While they’re not all revolutionary, our laws are indicative of our evolving attitudes towards animals. Surveys show that 93 per cent of the people in this country refuse to wear fur (a ban on fur farming was introduced in the UK in 2000), and 94 per cent of people who responded to a government survey on circuses support a ban on the use of wild animals in travelling circuses.
Foie gras production is prohibited in the UK, and the “delicacy” is so unpopular that most major retailers, including Selfridges and House of Fraser, refuse to sell it. Every year, less meat is consumed in the UK – 245,000 tonnes less in 2009 than in 2005. A 2003 Consumer Analyst Group study indicated that Britain would be a vegetarian nation by 2047 if people continued to forswear meat at the current rate.

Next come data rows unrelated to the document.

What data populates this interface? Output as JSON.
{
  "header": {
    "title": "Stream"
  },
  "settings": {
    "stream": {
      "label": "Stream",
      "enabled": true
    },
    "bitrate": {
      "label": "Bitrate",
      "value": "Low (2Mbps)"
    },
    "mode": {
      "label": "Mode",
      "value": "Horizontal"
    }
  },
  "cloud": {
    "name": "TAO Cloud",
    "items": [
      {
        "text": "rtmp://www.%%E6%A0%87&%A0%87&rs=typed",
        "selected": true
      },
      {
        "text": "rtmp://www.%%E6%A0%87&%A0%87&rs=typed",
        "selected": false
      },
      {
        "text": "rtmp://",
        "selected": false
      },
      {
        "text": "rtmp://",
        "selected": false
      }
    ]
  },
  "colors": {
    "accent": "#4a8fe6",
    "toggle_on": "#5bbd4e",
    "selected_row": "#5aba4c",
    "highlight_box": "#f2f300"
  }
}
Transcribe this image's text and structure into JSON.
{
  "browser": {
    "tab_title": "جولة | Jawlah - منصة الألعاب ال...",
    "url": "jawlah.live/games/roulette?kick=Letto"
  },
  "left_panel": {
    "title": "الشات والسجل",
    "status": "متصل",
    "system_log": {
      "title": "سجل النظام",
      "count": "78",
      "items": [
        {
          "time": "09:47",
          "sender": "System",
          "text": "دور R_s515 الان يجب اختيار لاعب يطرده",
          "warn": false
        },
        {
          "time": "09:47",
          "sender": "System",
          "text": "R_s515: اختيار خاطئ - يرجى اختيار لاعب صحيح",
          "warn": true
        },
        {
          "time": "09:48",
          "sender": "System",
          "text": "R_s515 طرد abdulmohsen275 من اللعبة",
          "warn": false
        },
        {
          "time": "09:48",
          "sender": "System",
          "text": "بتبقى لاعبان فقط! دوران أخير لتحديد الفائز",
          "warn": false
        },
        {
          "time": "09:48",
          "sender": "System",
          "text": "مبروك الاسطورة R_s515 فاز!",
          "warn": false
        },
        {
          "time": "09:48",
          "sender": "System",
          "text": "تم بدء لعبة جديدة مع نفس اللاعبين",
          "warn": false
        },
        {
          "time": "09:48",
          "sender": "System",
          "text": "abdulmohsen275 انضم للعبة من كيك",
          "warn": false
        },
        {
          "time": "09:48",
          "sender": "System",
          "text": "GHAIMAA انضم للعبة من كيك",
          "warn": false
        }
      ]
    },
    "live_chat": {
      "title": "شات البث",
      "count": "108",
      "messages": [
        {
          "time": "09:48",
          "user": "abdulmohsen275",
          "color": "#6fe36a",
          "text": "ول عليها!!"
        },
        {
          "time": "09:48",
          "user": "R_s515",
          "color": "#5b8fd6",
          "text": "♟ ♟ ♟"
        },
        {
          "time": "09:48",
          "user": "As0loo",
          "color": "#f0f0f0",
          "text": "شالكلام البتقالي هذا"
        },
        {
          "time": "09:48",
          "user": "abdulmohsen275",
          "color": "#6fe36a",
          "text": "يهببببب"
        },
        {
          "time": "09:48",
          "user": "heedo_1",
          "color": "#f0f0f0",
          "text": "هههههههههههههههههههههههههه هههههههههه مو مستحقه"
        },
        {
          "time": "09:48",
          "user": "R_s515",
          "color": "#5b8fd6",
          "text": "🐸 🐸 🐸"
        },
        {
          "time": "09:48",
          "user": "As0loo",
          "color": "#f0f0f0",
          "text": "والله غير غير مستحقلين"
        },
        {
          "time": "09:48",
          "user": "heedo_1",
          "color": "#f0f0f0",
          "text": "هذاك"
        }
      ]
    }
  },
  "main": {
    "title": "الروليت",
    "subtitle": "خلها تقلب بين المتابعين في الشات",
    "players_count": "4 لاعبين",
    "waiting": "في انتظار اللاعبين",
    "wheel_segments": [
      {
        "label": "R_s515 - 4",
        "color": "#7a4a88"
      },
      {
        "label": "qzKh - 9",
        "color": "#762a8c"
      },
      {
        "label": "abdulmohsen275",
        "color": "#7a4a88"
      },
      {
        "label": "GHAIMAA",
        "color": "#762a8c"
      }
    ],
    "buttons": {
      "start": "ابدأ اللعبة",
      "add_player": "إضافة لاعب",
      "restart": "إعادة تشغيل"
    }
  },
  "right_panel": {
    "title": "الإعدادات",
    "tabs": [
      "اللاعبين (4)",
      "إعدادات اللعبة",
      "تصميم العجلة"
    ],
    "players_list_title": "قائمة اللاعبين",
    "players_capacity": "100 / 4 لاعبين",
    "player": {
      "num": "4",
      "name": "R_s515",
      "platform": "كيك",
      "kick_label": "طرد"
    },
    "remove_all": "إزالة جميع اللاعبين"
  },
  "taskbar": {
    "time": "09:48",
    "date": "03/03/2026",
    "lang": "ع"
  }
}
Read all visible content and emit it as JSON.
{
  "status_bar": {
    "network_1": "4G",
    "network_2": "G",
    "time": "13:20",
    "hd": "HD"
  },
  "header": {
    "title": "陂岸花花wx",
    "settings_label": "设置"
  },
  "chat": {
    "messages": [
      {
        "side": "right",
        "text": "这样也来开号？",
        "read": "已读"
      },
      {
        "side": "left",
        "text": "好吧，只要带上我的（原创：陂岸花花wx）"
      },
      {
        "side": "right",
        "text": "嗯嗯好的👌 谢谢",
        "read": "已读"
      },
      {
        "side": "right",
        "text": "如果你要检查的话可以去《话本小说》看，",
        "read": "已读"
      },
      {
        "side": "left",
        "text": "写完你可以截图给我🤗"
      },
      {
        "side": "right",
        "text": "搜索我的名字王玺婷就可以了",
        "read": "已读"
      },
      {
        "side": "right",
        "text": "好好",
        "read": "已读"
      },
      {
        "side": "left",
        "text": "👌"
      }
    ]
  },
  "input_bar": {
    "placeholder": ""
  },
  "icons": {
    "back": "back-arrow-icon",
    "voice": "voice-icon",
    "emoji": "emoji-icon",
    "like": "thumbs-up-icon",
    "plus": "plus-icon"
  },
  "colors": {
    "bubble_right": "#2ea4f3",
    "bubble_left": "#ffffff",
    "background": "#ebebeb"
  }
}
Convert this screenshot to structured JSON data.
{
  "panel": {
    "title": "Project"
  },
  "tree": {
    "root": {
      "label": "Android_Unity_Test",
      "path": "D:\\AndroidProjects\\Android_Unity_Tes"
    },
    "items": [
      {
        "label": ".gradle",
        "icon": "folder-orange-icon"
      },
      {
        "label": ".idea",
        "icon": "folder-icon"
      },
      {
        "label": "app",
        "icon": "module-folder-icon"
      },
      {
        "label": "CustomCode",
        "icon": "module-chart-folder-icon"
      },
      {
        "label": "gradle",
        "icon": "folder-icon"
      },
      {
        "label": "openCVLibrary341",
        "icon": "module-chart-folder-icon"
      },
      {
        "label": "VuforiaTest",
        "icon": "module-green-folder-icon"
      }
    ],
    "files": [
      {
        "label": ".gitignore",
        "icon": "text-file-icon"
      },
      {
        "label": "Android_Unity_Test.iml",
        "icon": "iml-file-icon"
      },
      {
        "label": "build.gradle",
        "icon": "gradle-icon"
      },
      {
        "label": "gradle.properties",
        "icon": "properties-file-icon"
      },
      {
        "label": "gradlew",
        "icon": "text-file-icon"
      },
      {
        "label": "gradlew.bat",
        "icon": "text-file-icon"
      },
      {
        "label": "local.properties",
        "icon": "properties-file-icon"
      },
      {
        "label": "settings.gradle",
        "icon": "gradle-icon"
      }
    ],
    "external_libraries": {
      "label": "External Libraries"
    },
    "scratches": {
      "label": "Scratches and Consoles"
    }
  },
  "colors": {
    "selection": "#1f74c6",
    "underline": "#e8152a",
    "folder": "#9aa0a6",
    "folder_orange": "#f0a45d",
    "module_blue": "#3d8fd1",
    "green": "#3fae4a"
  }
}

Change doesn’t always happen rapidly (women weren’t granted equal voting rights in the UK until 1928), but as far as social movements go, the animal rights movement is one of the fastest-growing in history. However, much more needs to be done before our nation’s treatment of animals can be called great.
Every day in the UK, animals are abused, neglected and killed. We eat them, wear them, hunt them, race them, experiment on them and force them to perform for us. In 2008, the RSPCA investigated 140,575 cruelty complaints – only 2,574 offenders were convicted.

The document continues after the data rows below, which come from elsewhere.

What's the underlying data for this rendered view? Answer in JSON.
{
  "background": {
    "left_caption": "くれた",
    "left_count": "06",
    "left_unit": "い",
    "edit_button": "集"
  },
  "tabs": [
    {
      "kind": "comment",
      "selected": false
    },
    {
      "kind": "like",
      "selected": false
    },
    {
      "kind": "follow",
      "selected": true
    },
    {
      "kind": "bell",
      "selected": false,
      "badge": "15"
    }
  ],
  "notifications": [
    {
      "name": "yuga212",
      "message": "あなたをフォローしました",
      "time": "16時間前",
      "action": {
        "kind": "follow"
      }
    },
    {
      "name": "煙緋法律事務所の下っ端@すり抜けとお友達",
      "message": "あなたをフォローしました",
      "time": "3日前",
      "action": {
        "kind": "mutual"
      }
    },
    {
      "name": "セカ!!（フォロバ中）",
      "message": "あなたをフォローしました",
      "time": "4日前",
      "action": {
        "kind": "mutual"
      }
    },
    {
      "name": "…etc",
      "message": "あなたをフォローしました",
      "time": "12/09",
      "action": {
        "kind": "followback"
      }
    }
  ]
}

Even if domestic cruelty cases were rare and offenders were always punished, it would be incongruous to consider ourselves an ethical society while we use animals for food, clothing, entertainment and experimentation. There are approximately 250,000 captive animals in the UK’s zoos, aquaria and circuses, and around 3.5 million other animals are used in laboratory experiments each year. Nearly 900 million cows, chickens, pigs and other land animals are killed for their flesh every year in the UK.
Gandhi, a vegetarian, would no doubt be shocked by the sheer size of the meat industry alone. He’d surely be horrified that newborn calves are taken away from their mothers within hours of birth, that turkeys are bred to be so massive that they cannot mate naturally and that chickens have their beaks seared off with a hot blade to prevent them from pecking each other in tiny, crowded cages.
Our understanding of animals and their needs has increased significantly since Gandhi’s time, but our actions to protect them have yet to fully evolve. In many cases, ignorance has only given way to wilful abuse. With no justifiable reason, humans have assumed ownership and jurisdiction over other living beings. If the UK – and humanity – is to make real moral progress, we must treat animals not as property but as sentient beings whose lives are their own, not ours.